Researchers say a person can build up resistance to AIDS drugs in just two years, requiring a change in medication. But there are only so many drugs available with which to make different combinations.

Sister Mary says some of the HIV-positive children at Nyumbani are on second or even third-line drugs because they’ve built up a resistance to their initial treatment.

"I am not a scientist," she says. "I am a mother, caring for children. These are my children and I want the best for them."

Sister Mary carries on the work of Nyumbani’s founder, Father Angelo D’Agostino, a Jesuit priest, surgeon and psychiatrist, who died in late 2006 at age 80. Nyumbani cares for thousands of children through its home, village and community programs and many of those children are on anti-retrovirals.

"The children in Nyumbani home," she says, "were abandoned either because they were left on the side of the street or in a hospital after the mother delivered or at the police station or some Good Samaritan realize the parent had died and there was a sick child there. So, they’re abandoned in the strict sense. The other form of abandonment: abandonment through rejection. In other words when the parents died the extended family just disappeared."

She often blames stigma and discrimination for a family’s refusal to care for an HIV-infected child.

To help save other children from the fate of Sammy, Sister Mary says Nyumbani needs a genetic analyzer. She says it could identify which drugs would or would not be effective in treating a particular child.

"It shows up whether resistance has developed to the different ARVs," she said. "Now, it’s crucial to know if resistance is developing because that’s a warning sign about treatment failure. Ideally, before you ever go on ARVs you should have a resistance test. Because now, you see, especially in the case of our children, they can inherit a resistant virus. This virus is very clever. You know that. It mutates."

But a genetic analyzer is expensive - "Over $50,000. Would anybody like to give me a gift?" she laughs.

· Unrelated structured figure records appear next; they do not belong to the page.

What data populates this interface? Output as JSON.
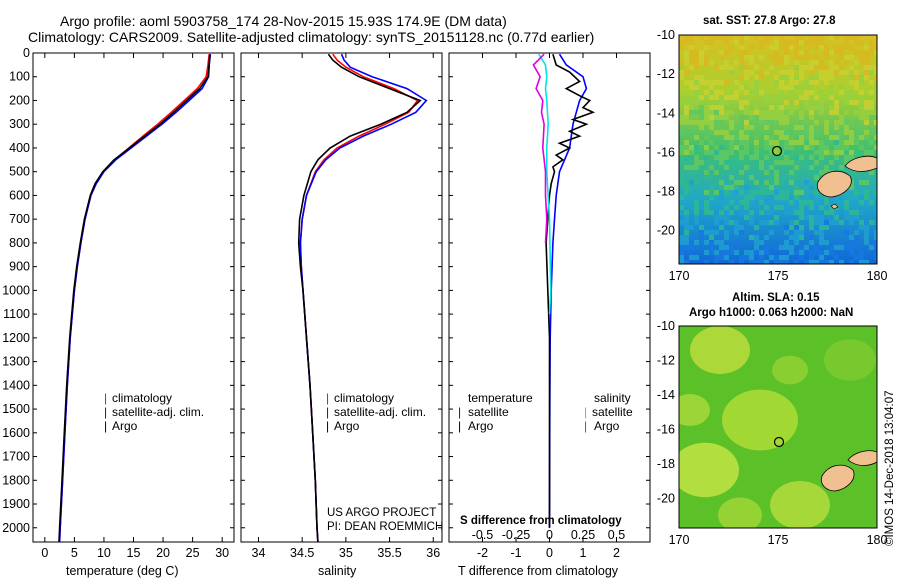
{
  "header": {
    "line1": "Argo profile: aoml 5903758_174 28-Nov-2015 15.93S 174.9E (DM data)",
    "line2": "Climatology: CARS2009. Satellite-adjusted climatology: synTS_20151128.nc (0.77d earlier)"
  },
  "colors": {
    "climatology": "#ff0000",
    "satellite": "#0000ff",
    "argo": "#000000",
    "sat_t": "#0000ff",
    "sat_s": "#00e5e5",
    "argo_s": "#e000e0"
  },
  "chart_data": [
    {
      "type": "line",
      "id": "temperature",
      "xlabel": "temperature (deg C)",
      "ylabel": "depth",
      "xlim": [
        -2,
        32
      ],
      "ylim": [
        2060,
        0
      ],
      "xticks": [
        0,
        5,
        10,
        15,
        20,
        25,
        30
      ],
      "yticks": [
        0,
        100,
        200,
        300,
        400,
        500,
        600,
        700,
        800,
        900,
        1000,
        1100,
        1200,
        1300,
        1400,
        1500,
        1600,
        1700,
        1800,
        1900,
        2000
      ],
      "legend": [
        "climatology",
        "satellite-adj. clim.",
        "Argo"
      ],
      "series": [
        {
          "name": "climatology",
          "depth": [
            5,
            50,
            100,
            150,
            200,
            250,
            300,
            350,
            400,
            450,
            500,
            550,
            600,
            700,
            800,
            900,
            1000,
            1200,
            1400,
            1600,
            1800,
            2000,
            2060
          ],
          "values": [
            27.8,
            27.6,
            27.3,
            25.8,
            23.6,
            21.4,
            19.1,
            16.6,
            14.2,
            11.8,
            9.9,
            8.6,
            7.8,
            6.8,
            6.1,
            5.5,
            5.0,
            4.3,
            3.8,
            3.4,
            3.0,
            2.6,
            2.5
          ]
        },
        {
          "name": "satellite-adj. clim.",
          "depth": [
            5,
            50,
            100,
            150,
            200,
            250,
            300,
            350,
            400,
            450,
            500,
            550,
            600,
            700,
            800,
            900,
            1000,
            1200,
            1400,
            1600,
            1800,
            2000,
            2060
          ],
          "values": [
            28.0,
            27.8,
            27.7,
            26.6,
            24.4,
            22.2,
            19.8,
            17.2,
            14.6,
            12.0,
            10.0,
            8.7,
            7.8,
            6.8,
            6.1,
            5.5,
            5.0,
            4.3,
            3.8,
            3.4,
            3.0,
            2.6,
            2.5
          ]
        },
        {
          "name": "Argo",
          "depth": [
            5,
            50,
            100,
            150,
            200,
            250,
            300,
            350,
            400,
            450,
            500,
            550,
            600,
            700,
            800,
            900,
            1000,
            1200,
            1400,
            1600,
            1800,
            2000,
            2060
          ],
          "values": [
            27.9,
            27.8,
            27.6,
            26.2,
            24.0,
            21.8,
            19.5,
            16.9,
            14.3,
            11.7,
            9.8,
            8.5,
            7.7,
            6.7,
            6.0,
            5.4,
            4.9,
            4.2,
            3.7,
            3.3,
            2.9,
            2.5,
            2.4
          ]
        }
      ]
    },
    {
      "type": "line",
      "id": "salinity",
      "xlabel": "salinity",
      "ylabel": "depth",
      "xlim": [
        33.8,
        36.1
      ],
      "ylim": [
        2060,
        0
      ],
      "xticks": [
        34,
        34.5,
        35,
        35.5,
        36
      ],
      "legend": [
        "climatology",
        "satellite-adj. clim.",
        "Argo"
      ],
      "series": [
        {
          "name": "climatology",
          "depth": [
            5,
            30,
            60,
            100,
            150,
            200,
            250,
            300,
            350,
            400,
            450,
            500,
            600,
            700,
            800,
            900,
            1000,
            1200,
            1400,
            1600,
            1800,
            2000,
            2060
          ],
          "values": [
            34.85,
            34.9,
            35.0,
            35.2,
            35.55,
            35.82,
            35.72,
            35.45,
            35.15,
            34.9,
            34.75,
            34.65,
            34.55,
            34.5,
            34.48,
            34.49,
            34.51,
            34.55,
            34.59,
            34.62,
            34.65,
            34.67,
            34.68
          ]
        },
        {
          "name": "satellite-adj. clim.",
          "depth": [
            5,
            30,
            60,
            100,
            150,
            200,
            250,
            300,
            350,
            400,
            450,
            500,
            600,
            700,
            800,
            900,
            1000,
            1200,
            1400,
            1600,
            1800,
            2000,
            2060
          ],
          "values": [
            34.95,
            34.98,
            35.05,
            35.3,
            35.7,
            35.92,
            35.8,
            35.52,
            35.2,
            34.93,
            34.77,
            34.66,
            34.55,
            34.5,
            34.48,
            34.49,
            34.51,
            34.55,
            34.59,
            34.62,
            34.65,
            34.67,
            34.68
          ]
        },
        {
          "name": "Argo",
          "depth": [
            5,
            30,
            60,
            100,
            150,
            200,
            250,
            300,
            350,
            400,
            450,
            500,
            600,
            700,
            800,
            900,
            1000,
            1200,
            1400,
            1600,
            1800,
            2000,
            2060
          ],
          "values": [
            34.8,
            34.85,
            34.95,
            35.15,
            35.5,
            35.85,
            35.7,
            35.4,
            35.05,
            34.82,
            34.68,
            34.6,
            34.52,
            34.47,
            34.46,
            34.48,
            34.51,
            34.55,
            34.59,
            34.62,
            34.65,
            34.67,
            34.68
          ]
        }
      ]
    },
    {
      "type": "line",
      "id": "differences",
      "xlabel": "T difference from climatology",
      "x2label": "S difference from climatology",
      "xlim": [
        -3,
        3
      ],
      "ylim": [
        2060,
        0
      ],
      "xticks": [
        -2,
        -1,
        0,
        1,
        2
      ],
      "x2ticks": [
        -0.5,
        -0.25,
        0,
        0.25,
        0.5
      ],
      "x2ticklabels": [
        "-0.5",
        "-0.25",
        "0",
        "0.25",
        "0.5"
      ],
      "legend_left_title": "temperature",
      "legend_right_title": "salinity",
      "legend_left": [
        "satellite",
        "Argo"
      ],
      "legend_right": [
        "satellite",
        "Argo"
      ],
      "series": [
        {
          "name": "T satellite",
          "depth": [
            5,
            50,
            100,
            150,
            200,
            250,
            300,
            400,
            500,
            600,
            700,
            800,
            1000,
            1200,
            1500,
            2000
          ],
          "values": [
            0.3,
            0.5,
            1.0,
            1.1,
            0.9,
            0.8,
            0.7,
            0.6,
            0.3,
            0.2,
            0.15,
            0.1,
            0.05,
            0.02,
            0.01,
            0.0
          ]
        },
        {
          "name": "T Argo",
          "depth": [
            5,
            50,
            80,
            120,
            150,
            180,
            200,
            230,
            250,
            280,
            300,
            330,
            350,
            380,
            400,
            430,
            450,
            480,
            500,
            550,
            600,
            700,
            800,
            1000,
            1200,
            1500,
            2000
          ],
          "values": [
            0.1,
            0.2,
            0.6,
            0.9,
            0.5,
            0.9,
            1.2,
            1.0,
            1.3,
            0.7,
            1.1,
            0.6,
            0.9,
            0.3,
            0.6,
            0.2,
            0.4,
            0.1,
            0.15,
            0.05,
            0.0,
            -0.05,
            -0.1,
            -0.05,
            0.0,
            0.0,
            0.0
          ]
        },
        {
          "name": "S satellite",
          "depth": [
            5,
            50,
            100,
            150,
            200,
            300,
            400,
            500,
            700,
            1000,
            1100
          ],
          "values": [
            -0.08,
            -0.03,
            -0.02,
            -0.03,
            -0.02,
            -0.01,
            -0.02,
            -0.02,
            0.0,
            0.01,
            0.0
          ]
        },
        {
          "name": "S Argo",
          "depth": [
            5,
            50,
            100,
            150,
            200,
            250,
            300,
            400,
            500,
            600,
            700,
            800
          ],
          "values": [
            -0.04,
            -0.12,
            -0.07,
            -0.1,
            -0.05,
            -0.06,
            -0.04,
            -0.05,
            -0.03,
            -0.03,
            -0.02,
            -0.03
          ]
        }
      ]
    }
  ],
  "maps": {
    "top": {
      "title": "sat. SST: 27.8 Argo: 27.8",
      "yticks": [
        "-10",
        "-12",
        "-14",
        "-16",
        "-18",
        "-20"
      ],
      "xticks": [
        "170",
        "175",
        "180"
      ]
    },
    "bottom": {
      "title1": "Altim. SLA: 0.15",
      "title2": "Argo h1000: 0.063 h2000: NaN",
      "yticks": [
        "-10",
        "-12",
        "-14",
        "-16",
        "-18",
        "-20"
      ],
      "xticks": [
        "170",
        "175",
        "180"
      ]
    }
  },
  "footer": {
    "credit1": "US ARGO PROJECT",
    "credit2": "PI: DEAN ROEMMICH",
    "stamp": "©IMOS 14-Dec-2018 13:04:07"
  }
}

And each test, she says, costs about $260. Sister Mary Owens is calling on pharmaceutical companies to make a greater variety of pediatric AIDS drugs to deal with the growing drug resistance she’s seeing.

Another organization that operates many children’s AIDS programs in Africa agrees more must be done to make ARVs available. The Elizabeth Glaser Foundation says even when pediatric AIDS drugs are in good supply, it can be a challenge to make sure children get them. It says this is especially true in remote areas, where it’s difficult to diagnose infants and children with HIV, or where doctors are reluctant to treat HIV positive children because of a lack of training.

Both Nyumbani and the Glaser Foundation get much of their funding for AIDS drugs from PEPFAR, the President’s Emergency Plan for AIDS Relief.